In the middle of this, someone in the crowd suddenly shoots Elsa. We never see who. There is a mass panic, people are trampled. Elsa dies and her body is carried down the hill by the crowd (some still wearing “Elsa Loves You” t-shirts), in a pose like Jesus on the cross. Sepa announces that Elsa is a saint now and, while some of the townspeople look on, incredulous, the remaining crowd starts crawling back up the hill on their knees, praying.
I describe this big last scene in detail because I’ve never seen anything quite like it in a “western” movie. The filmmakers used hundreds of extras and did the whole thing in one take with a bunch of cameras. It captures completely the feeling of being in a crowd that has taken on a life of its own, that no longer values individuals inside it or their lives, that isn’t operating according to logic. Another thing this movie captures completely is the feeling of living somewhere where you know nothing will ever happen, then it does, and there are so many bad things that come along with the good. The village at the beginning of the story is basically nowhere, and nobody seems particularly happy, but they are there living their lives. Nobody was murdered, or killed themselves, nor was there mass death from infectious diseases brought by outsiders or, for that matter, prostitution.
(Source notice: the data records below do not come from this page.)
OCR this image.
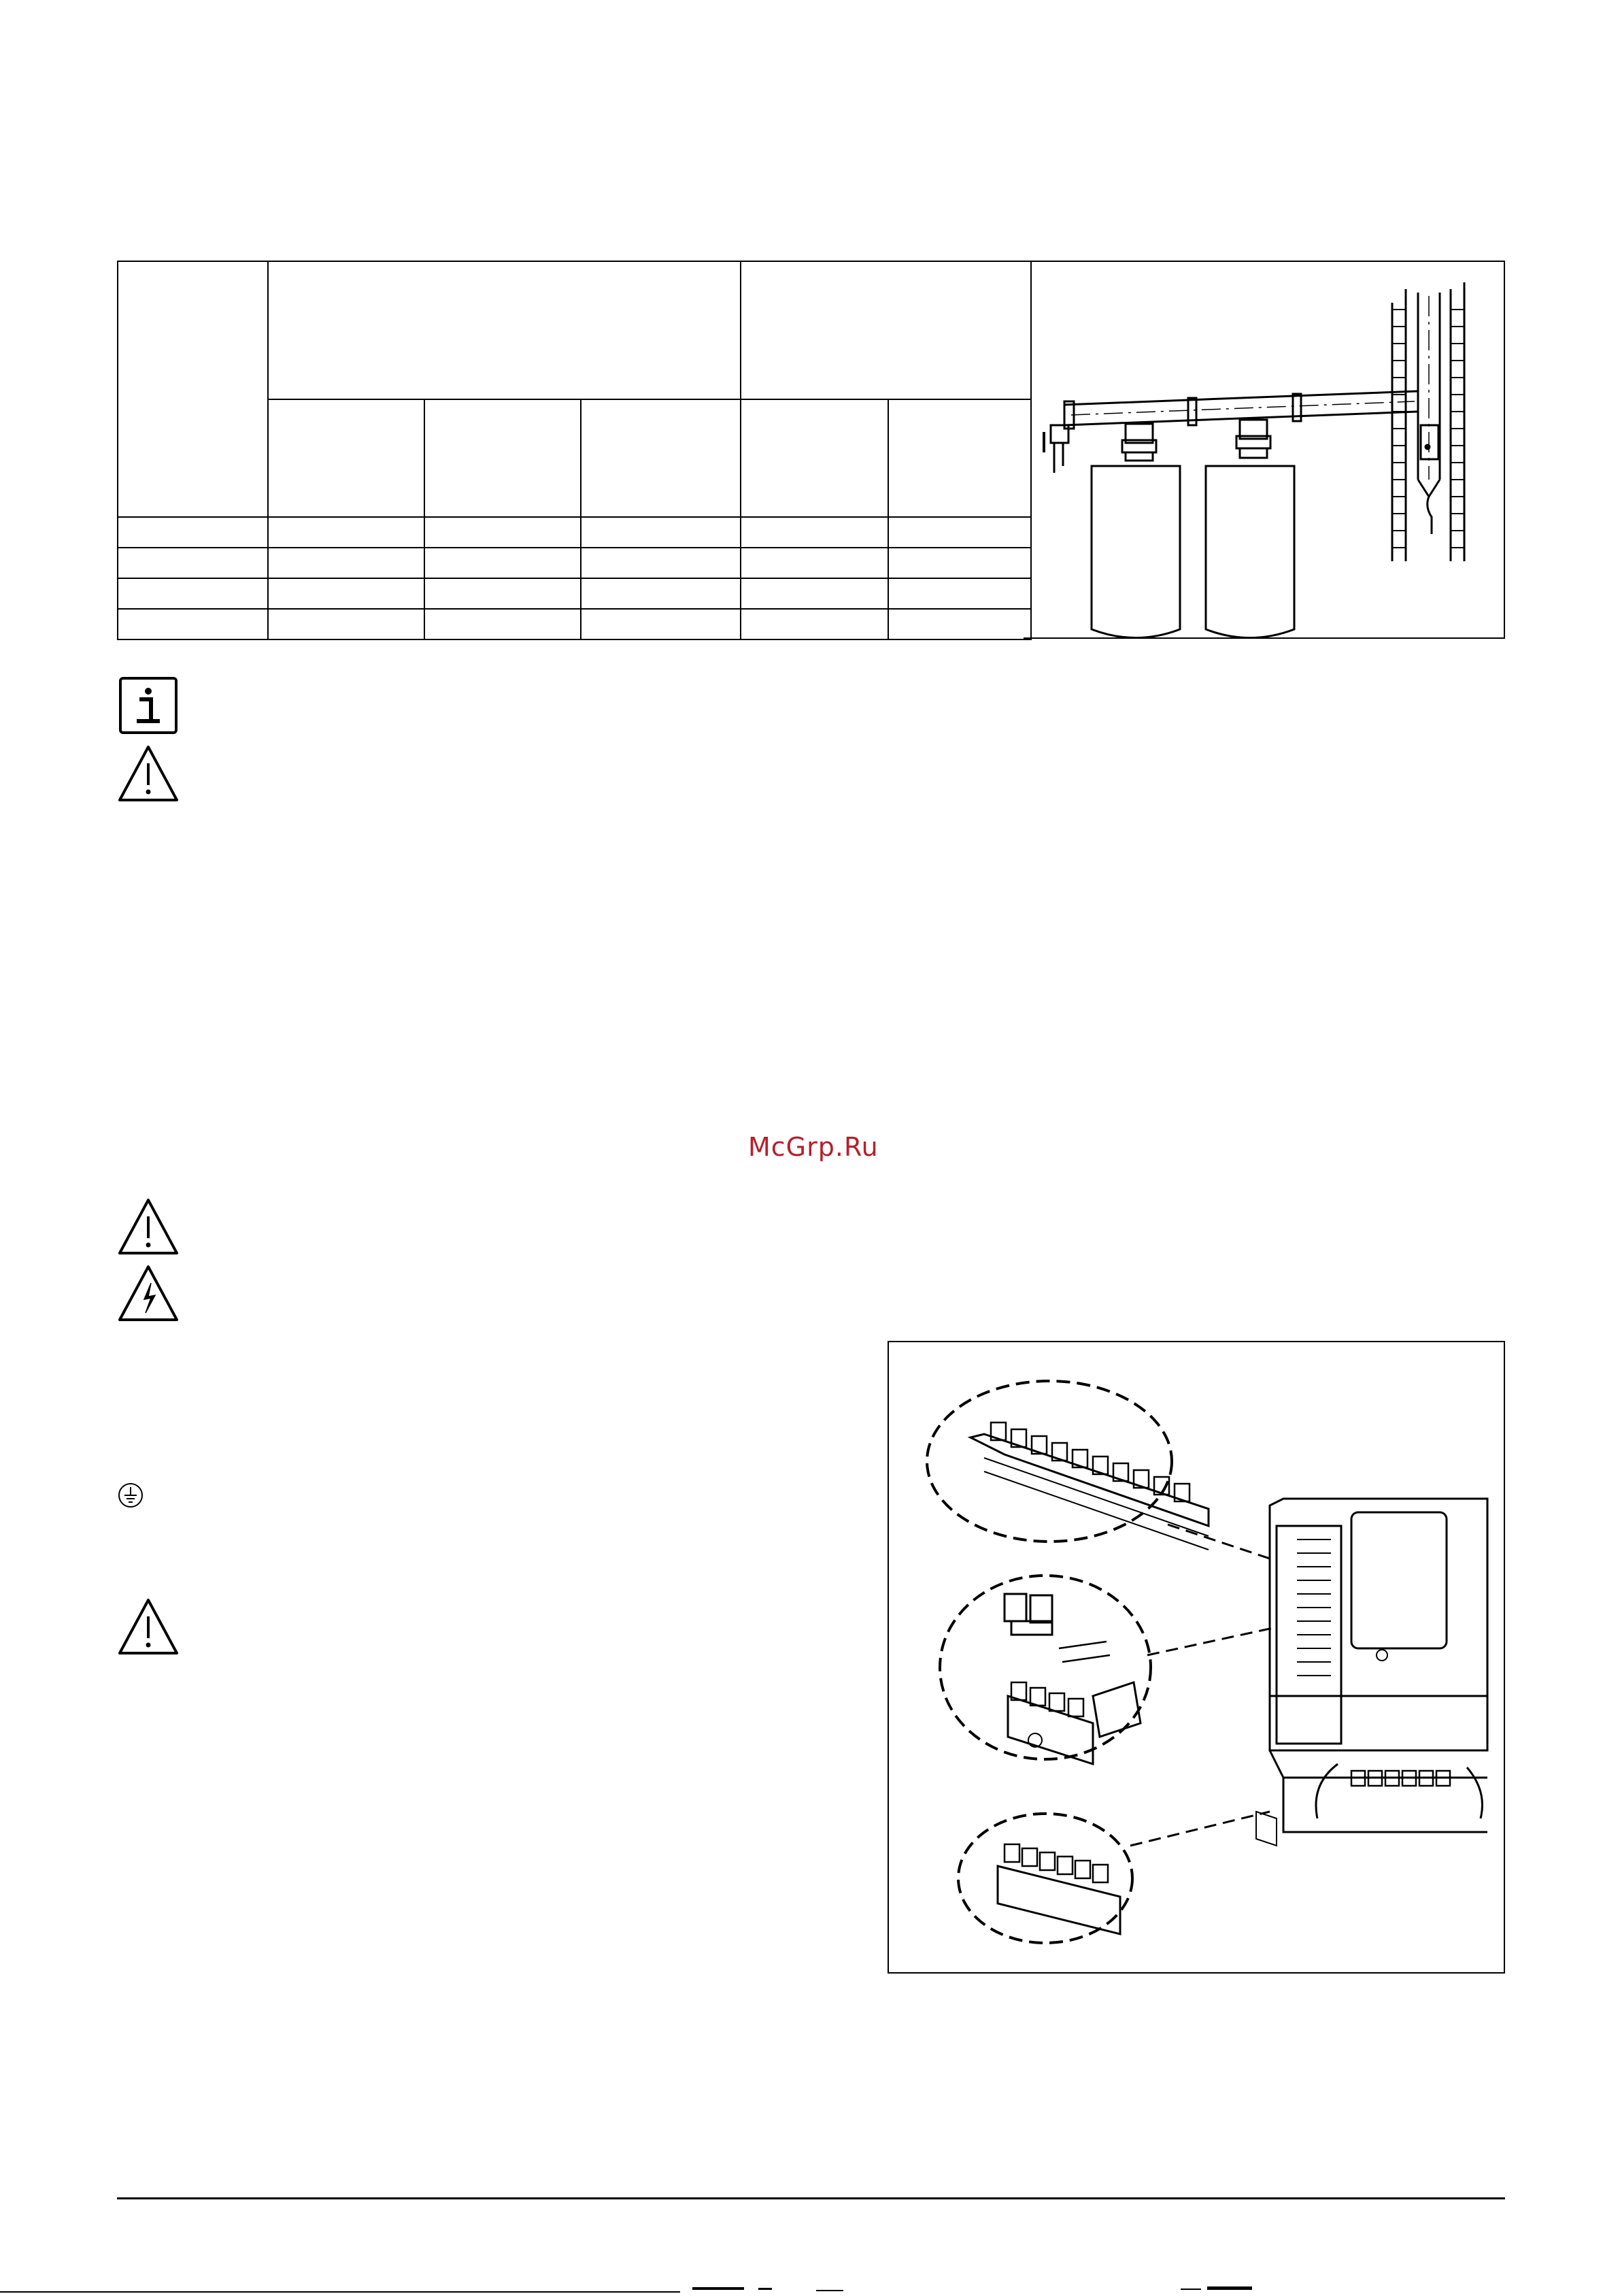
McGrp.Ru
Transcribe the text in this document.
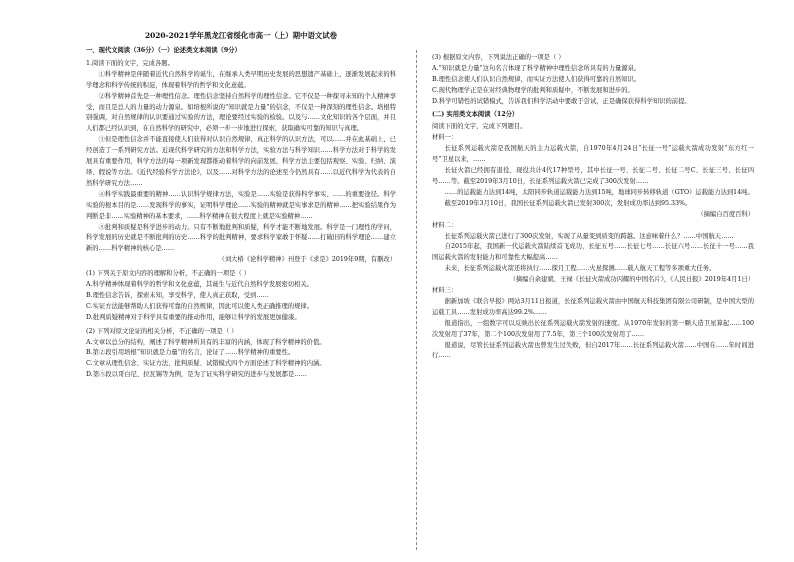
2020-2021学年黑龙江省绥化市高一（上）期中语文试卷
一、现代文阅读（36分）（一）论述类文本阅读（9分）

1.阅读下面的文字，完成各题。

①科学精神是伴随着近代自然科学的诞生，在继承人类早期历史发展的思想遗产基础上，逐渐发展起来的科学理念和科学传统的积淀，体现着科学的哲学和文化意蕴。

②科学精神首先是一种理性信念。理性信念坚持自然科学的理性信念。它不仅是一种探寻未知的个人精神享受，而且是总人的力量的动力源泉。如培根所说的“知识就是力量”的信念，不仅是一种深刻的理性信念。培根特别强调，对自然规律的认识要通过实验的方法，理论要经过实验的检验。以及与……文化知识的各个层面，并且人们都已经认识到，在自然科学的研究中，必须一步一步地进行探索，获取确实可靠的知识与真理。

③但是理性信念并不能直接使人们获得对认识自然规律，真正科学的认识方法，可以……并在此基础上，已经创造了一系列研究方法。近现代科学研究的方法和科学方法，实验方法与科学知识……科学方法对于科学的发展具有重要作用，科学方法的每一项新发现都推动着科学的向前发展，科学方法主要包括观察、实验、归纳、演绎、假说等方法。《近代经验科学方法论》，以及……对科学方法的论述至今仍然具有……以近代科学为代表的自然科学研究方法……

④科学实践最重要的精神……认识科学规律方法，实验是……实验是获得科学事实、……的重要途径。科学实验的根本目的是……发现科学的事实，证明科学理论……实验的精神就是实事求是的精神……把实验结果作为判断是非……实验精神的基本要求，……科学精神在很大程度上就是实验精神……

⑤批判和质疑是科学进步的动力。只有不断地批判和质疑，科学才能不断地发展。科学是一门理性的学问，科学发展的历史就是不断批判的历史……科学的批判精神，要求科学家敢于怀疑……打破旧的科学理论……建立新的……科学精神的核心是……

（刘大椿《论科学精神》刊登于《求是》2019年9期，有删改）

(1) 下列关于原文内容的理解和分析，不正确的一项是（ ）

A.科学精神体现着科学的哲学和文化意蕴，其诞生与近代自然科学发展密切相关。

B.理性信念告诉，探索未知，享受科学，使人真正获取，受到……

C.实证方法能够帮助人们获得可靠的自然规律，因此可以使人类正确推理的规律。

D.批判质疑精神对于科学具有重要的推动作用，能够让科学的发展更加健康。

(2) 下列对原文论证的相关分析，不正确的一项是（ ）

A.文章以总分的结构，阐述了科学精神所具有的丰富的内涵，体现了科学精神的价值。

B.第②段引用培根“知识就是力量”的名言，论证了……科学精神的重要性。

C.文章从理性信念、实证方法、批判质疑、试错模式四个方面论述了科学精神的内涵。

D.第⑤段以哥白尼、拉瓦锡等为例，是为了证实科学研究的进步与发展都是……

(3) 根据原文内容，下列说法正确的一项是（ ）

A.“知识就是力量”这句名言体现了科学精神中理性信念所具有的力量源泉。

B.理性信念使人们认识自然规律，而实证方法使人们获得可靠的自然知识。

C.现代物理学正是在对经典物理学的批判和质疑中，不断发展和进步的。

D.科学可错性的试错模式，告诉我们科学活动中要敢于尝试，正是确保获得科学知识的前提。

(二) 实用类文本阅读（12分）

阅读下面的文字，完成下列题目。

材料一：

长征系列运载火箭是我国航天的主力运载火箭，自1970年4月24日“长征一号”运载火箭成功发射“东方红一号”卫星以来，……

长征火箭已经拥有退役、现役共计4代17种型号，其中长征一号、长征二号、长征二号C、长征三号、长征四号……等。截至2019年3月10日，长征系列运载火箭已完成了300次发射……

……的运载能力达到14吨，太阳同步轨道运载能力达到15吨，地球同步转移轨道（GTO）运载能力达到14吨。

截至2019年3月10日，我国长征系列运载火箭已发射300次，发射成功率达到95.33%。

（摘编自百度百科）

材料二：

长征系列运载火箭已进行了300次发射，实现了从量变到质变的跨越。这意味着什么？……中国航天……

自2015年起，我国新一代运载火箭陆续首飞成功，长征五号……长征七号……长征六号……长征十一号……我国运载火箭的发射能力和可靠性大幅提高……

未来，长征系列运载火箭还将执行……探月工程……火星探测……载人航天工程等多项重大任务。

（摘编自余建斌、王禄《长征火箭成功闪耀的中国名片》，《人民日报》2019年4月1日）

材料三：

据新加坡《联合早报》网站3月11日报道，长征系列运载火箭由中国航天科技集团有限公司研制，是中国大型的运载工具……发射成功率高达99.2%……

报道指出，一组数字可以反映出长征系列运载火箭发射的速度。从1970年发射的第一颗人造卫星算起……100次发射用了37年，第二个100次发射用了7.5年，第三个100次发射用了……

报道说，尽管长征系列运载火箭也曾发生过失败，但自2017年……长征系列运载火箭……中国在……年时间进行……
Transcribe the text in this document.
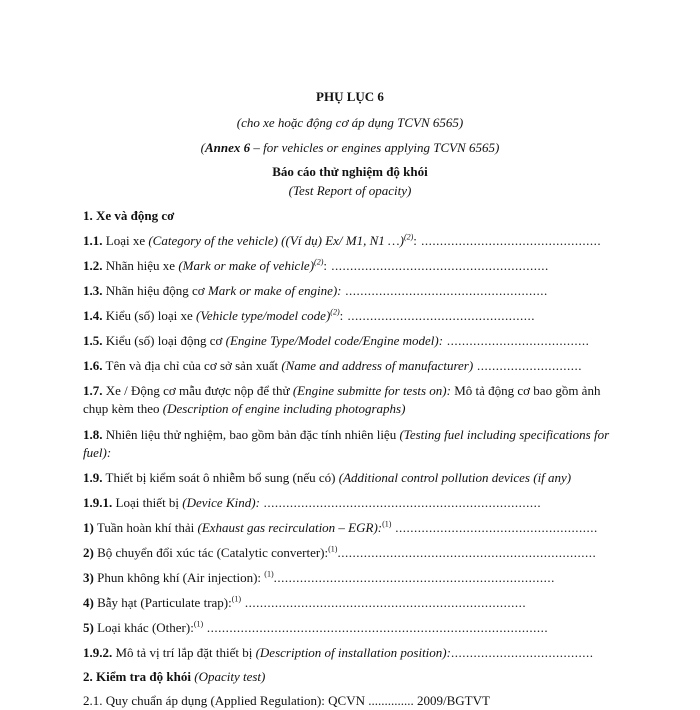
PHỤ LỤC 6
(cho xe hoặc động cơ áp dụng TCVN 6565)
(Annex 6 – for vehicles or engines applying TCVN 6565)
Báo cáo thử nghiệm độ khói
(Test Report of opacity)
1. Xe và động cơ
1.1. Loại xe (Category of the vehicle) ((Ví dụ) Ex/ M1, N1 …)$^{(2)}$: ................................................
1.2. Nhãn hiệu xe (Mark or make of vehicle)$^{(2)}$: ..........................................................
1.3. Nhãn hiệu động cơ Mark or make of engine): ......................................................
1.4. Kiểu (số) loại xe (Vehicle type/model code)$^{(2)}$: ..................................................
1.5. Kiểu (số) loại động cơ (Engine Type/Model code/Engine model): ......................................
1.6. Tên và địa chỉ của cơ sở sản xuất (Name and address of manufacturer) ............................
1.7. Xe / Động cơ mẫu được nộp để thử (Engine submitte for tests on): Mô tả động cơ bao gồm ảnh chụp kèm theo (Description of engine including photographs)
1.8. Nhiên liệu thử nghiệm, bao gồm bản đặc tính nhiên liệu (Testing fuel including specifications for fuel):
1.9. Thiết bị kiểm soát ô nhiễm bổ sung (nếu có) (Additional control pollution devices (if any)
1.9.1. Loại thiết bị (Device Kind): ..........................................................................
1) Tuần hoàn khí thải (Exhaust gas recirculation – EGR):$^{(1)}$ ......................................................
2) Bộ chuyển đổi xúc tác (Catalytic converter):$^{(1)}$.....................................................................
3) Phun không khí (Air injection): $^{(1)}$...........................................................................
4) Bẫy hạt (Particulate trap):$^{(1)}$ ...........................................................................
5) Loại khác (Other):$^{(1)}$ ...........................................................................................
1.9.2. Mô tả vị trí lắp đặt thiết bị (Description of installation position):......................................
2. Kiểm tra độ khói (Opacity test)
2.1. Quy chuẩn áp dụng (Applied Regulation): QCVN .............. 2009/BGTVT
When Elsa sees the Virgin, she forcibly brings her village into the wider world all at once, and the results are catastrophic, as they have been in so many places.
While the movie is very professionally made, it does feel slightly alien to a frequenter of American multiplexes, for more reasons than just the setting. Director Ishmael Bernal cuts from scene to scene abruptly, at moments you’re not expecting. Rather than wrapping itself in Elsa’s point of view, which would be a very different story, it keeps at a distance from her. Not until right at the end does she ever say what she’s really thinking. Rather, Bernal’s camera seems to cut into moments from this town, giving us a more wide-ranging picture of how this one unexplained event transforms the village completely. I’m writing this review with the newly-released Enola Holmes playing in the background, and the scenes follow one from the other using traditional cinematic language, where they lead into each other at least thematically, if not actually. It’s an entirely different language of filmmaking than that which Bernal uses in Himala, but they both work.
Though Himala is set in a remote corner of the world, it is much better made than we might assume from our unconscious prejudices. The acting is universally very good, and that final sequence is on another level from what most mainstream Hollywood could possibly hope to produce. Having recently seen Robert Altman’s Nashville, I was struck, in fact, by the similarities of the endings of the two movies, certainly in a visual sense. Both involve the assassination of a young woman in a white dress while she stands on a stage, followed by her being carried away, limp, red stains showing on her dress. But that’s where the similarities end. While in Nashville, life went on, no matter what, but in Elsa’s village, life is never going to be the same.